While the usage of lawful lethal force may result in the death of an assailant, it is not the intent. The intent is to stop the threat posed by the bad guy. Once the threat has ended, the defensive use of lethal force must also end. In contrast, James Bond didn't have to worry about the law. He could indiscriminately kill anyone at any time for any reason without repercussions from the legal system.

Realities Of Shooting
Contrary to what is shown on television shows, an individual defending himself from an attack by an assailant may have to shoot the bad guy several times to end the threat. There is no set number of times that a bad guy can be lawfully shot, as long as he is a threat.

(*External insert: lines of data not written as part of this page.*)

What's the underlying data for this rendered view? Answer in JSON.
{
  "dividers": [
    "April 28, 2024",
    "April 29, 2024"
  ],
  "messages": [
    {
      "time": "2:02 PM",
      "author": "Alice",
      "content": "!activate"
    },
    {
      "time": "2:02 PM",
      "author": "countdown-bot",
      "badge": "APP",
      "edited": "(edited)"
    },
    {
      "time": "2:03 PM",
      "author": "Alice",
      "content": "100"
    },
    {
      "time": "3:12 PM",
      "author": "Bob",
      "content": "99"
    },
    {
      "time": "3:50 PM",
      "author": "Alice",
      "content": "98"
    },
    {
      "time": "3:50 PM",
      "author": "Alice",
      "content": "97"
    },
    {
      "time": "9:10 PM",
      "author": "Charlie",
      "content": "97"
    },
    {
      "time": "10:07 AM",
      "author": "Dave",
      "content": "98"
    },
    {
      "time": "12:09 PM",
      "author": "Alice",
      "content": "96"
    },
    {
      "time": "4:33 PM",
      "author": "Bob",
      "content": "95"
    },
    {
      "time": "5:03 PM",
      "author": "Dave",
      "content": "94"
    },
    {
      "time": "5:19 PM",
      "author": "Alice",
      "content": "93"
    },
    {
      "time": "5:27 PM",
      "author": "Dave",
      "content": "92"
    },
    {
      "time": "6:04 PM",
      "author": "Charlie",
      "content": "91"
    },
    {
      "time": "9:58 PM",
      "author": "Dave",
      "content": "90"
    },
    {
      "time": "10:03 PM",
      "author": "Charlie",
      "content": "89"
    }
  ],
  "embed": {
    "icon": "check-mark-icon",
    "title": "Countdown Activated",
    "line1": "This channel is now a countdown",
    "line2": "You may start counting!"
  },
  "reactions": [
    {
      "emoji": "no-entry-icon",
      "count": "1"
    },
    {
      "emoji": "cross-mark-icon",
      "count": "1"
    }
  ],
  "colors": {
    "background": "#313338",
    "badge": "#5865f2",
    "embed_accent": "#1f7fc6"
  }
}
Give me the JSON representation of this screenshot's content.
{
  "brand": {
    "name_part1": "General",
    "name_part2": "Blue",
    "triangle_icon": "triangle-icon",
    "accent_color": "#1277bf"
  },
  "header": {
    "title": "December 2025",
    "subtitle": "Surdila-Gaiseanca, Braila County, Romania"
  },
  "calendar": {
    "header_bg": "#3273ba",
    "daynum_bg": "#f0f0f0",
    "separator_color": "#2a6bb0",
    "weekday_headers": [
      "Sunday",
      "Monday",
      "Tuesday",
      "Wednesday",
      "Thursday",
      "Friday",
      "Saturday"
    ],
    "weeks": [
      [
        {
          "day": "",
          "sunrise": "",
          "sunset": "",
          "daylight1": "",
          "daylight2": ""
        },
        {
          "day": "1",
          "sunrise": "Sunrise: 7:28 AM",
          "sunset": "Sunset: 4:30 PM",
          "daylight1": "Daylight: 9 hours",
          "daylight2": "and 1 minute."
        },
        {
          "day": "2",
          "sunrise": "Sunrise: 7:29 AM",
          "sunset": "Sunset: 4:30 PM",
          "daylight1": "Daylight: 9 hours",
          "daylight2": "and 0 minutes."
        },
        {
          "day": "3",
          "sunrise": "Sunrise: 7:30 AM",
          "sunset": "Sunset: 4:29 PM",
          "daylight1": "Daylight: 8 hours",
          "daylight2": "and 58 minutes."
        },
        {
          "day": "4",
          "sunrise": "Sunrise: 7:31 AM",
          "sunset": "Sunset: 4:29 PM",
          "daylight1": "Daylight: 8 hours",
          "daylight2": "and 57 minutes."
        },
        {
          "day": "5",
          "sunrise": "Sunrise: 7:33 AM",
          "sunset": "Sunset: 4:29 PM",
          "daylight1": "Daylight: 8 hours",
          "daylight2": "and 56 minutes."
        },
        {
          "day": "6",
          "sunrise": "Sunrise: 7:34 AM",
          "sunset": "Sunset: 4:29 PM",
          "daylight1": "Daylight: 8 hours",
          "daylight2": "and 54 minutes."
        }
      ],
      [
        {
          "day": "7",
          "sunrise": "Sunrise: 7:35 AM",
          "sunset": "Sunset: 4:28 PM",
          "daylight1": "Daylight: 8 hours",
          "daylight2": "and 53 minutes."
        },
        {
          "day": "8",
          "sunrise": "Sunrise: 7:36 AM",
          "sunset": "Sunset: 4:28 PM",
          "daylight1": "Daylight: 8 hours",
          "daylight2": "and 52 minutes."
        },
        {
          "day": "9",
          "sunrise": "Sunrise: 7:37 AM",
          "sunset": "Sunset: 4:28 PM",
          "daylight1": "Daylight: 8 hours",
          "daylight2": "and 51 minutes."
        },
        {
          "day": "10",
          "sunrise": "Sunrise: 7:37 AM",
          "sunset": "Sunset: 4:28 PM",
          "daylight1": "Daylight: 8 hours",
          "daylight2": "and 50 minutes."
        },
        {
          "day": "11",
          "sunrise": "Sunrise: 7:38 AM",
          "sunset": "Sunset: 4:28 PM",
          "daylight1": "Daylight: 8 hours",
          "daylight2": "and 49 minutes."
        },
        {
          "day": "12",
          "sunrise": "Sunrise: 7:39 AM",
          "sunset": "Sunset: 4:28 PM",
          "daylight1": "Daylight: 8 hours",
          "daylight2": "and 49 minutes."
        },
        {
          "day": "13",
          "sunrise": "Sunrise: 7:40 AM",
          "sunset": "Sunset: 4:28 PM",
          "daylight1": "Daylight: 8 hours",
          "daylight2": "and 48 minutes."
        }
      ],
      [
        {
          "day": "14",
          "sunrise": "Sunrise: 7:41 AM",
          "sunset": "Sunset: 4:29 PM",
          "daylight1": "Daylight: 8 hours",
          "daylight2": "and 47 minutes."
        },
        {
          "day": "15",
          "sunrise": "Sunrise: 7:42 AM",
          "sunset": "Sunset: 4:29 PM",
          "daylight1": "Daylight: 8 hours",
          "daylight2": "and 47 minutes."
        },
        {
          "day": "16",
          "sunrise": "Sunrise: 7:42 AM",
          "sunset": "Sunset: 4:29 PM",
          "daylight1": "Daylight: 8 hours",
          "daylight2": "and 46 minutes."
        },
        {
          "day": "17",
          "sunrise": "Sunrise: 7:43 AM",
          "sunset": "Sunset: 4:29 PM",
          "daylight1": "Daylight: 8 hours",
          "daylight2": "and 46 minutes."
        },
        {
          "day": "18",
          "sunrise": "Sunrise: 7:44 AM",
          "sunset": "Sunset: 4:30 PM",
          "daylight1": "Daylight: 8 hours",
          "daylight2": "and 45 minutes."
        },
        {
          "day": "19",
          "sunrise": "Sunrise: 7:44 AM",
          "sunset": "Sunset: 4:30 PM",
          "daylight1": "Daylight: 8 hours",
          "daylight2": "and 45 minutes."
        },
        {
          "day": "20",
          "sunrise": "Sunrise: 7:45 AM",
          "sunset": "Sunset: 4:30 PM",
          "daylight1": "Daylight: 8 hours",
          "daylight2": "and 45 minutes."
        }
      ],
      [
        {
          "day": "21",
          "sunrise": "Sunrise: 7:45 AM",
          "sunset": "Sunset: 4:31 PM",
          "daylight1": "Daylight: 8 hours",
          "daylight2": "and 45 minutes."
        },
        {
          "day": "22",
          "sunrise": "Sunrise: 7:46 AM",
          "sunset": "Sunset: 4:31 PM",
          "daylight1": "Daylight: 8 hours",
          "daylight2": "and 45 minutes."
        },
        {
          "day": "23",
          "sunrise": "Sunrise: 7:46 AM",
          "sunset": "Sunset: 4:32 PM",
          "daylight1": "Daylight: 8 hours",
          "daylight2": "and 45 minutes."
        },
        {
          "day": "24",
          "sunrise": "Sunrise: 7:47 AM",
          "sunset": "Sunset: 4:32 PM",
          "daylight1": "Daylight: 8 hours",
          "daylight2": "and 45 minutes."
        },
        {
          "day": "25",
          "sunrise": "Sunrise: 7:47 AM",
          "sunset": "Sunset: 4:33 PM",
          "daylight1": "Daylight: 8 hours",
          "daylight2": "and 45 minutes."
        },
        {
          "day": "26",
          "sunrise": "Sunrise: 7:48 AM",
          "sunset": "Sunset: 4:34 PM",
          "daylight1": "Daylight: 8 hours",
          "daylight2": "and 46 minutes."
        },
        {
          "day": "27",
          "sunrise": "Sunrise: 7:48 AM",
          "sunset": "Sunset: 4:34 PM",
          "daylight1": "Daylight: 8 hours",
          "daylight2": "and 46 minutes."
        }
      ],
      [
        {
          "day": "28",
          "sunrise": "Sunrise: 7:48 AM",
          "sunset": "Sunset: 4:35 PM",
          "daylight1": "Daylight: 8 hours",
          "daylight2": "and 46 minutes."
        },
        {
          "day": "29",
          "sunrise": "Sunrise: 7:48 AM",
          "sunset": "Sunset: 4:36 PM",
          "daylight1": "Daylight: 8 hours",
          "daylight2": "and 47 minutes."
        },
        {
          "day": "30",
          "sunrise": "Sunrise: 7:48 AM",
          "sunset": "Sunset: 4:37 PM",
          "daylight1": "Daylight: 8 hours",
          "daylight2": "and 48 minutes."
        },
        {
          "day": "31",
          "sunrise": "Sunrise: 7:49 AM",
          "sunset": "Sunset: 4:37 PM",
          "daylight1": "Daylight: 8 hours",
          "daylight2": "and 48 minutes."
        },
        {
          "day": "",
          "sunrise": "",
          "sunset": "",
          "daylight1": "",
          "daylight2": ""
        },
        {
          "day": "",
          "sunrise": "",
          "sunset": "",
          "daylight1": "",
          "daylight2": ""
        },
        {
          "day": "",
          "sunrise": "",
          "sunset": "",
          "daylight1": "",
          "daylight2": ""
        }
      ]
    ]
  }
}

Multiple hits may be necessary to offset the effects of illegal drugs in his system and/or heavy clothing and jackets being worn.

Assailants under the effects of drugs and adrenaline may be mortally wounded but still possess the ability to pose a threat. In fact, a defender may mistakenly believe that his shots were misses because the bad guy continued to advance despite being shot several times. The key strategy to be employed is to target the assailant's "center-of-mass" and to shoot until he stops.

Once the bad guy stops his threat, the defense of that threat must also end because a CPL is not a license to kill. It would be unlawful to stand over the shot-up assailant who was no longer a threat, and "finish him off." However, it is entirely possible that any of the prior shots were enough to cause death - which would be lawful.

Bottom Line:
If you are going to be using a firearm for personal protection, you need to be aware of the law. In Michigan, lethal force is authorized under a very narrow band of circumstances. Failure to know or observe the boundaries is not a valid excuse. Take a bona fide Personal Protection Class which teaches Michigan law on lethal force to not only empower yourself with knowledge but also to prevent you from being prosecuted. James Bond is authorized to kill; you aren't.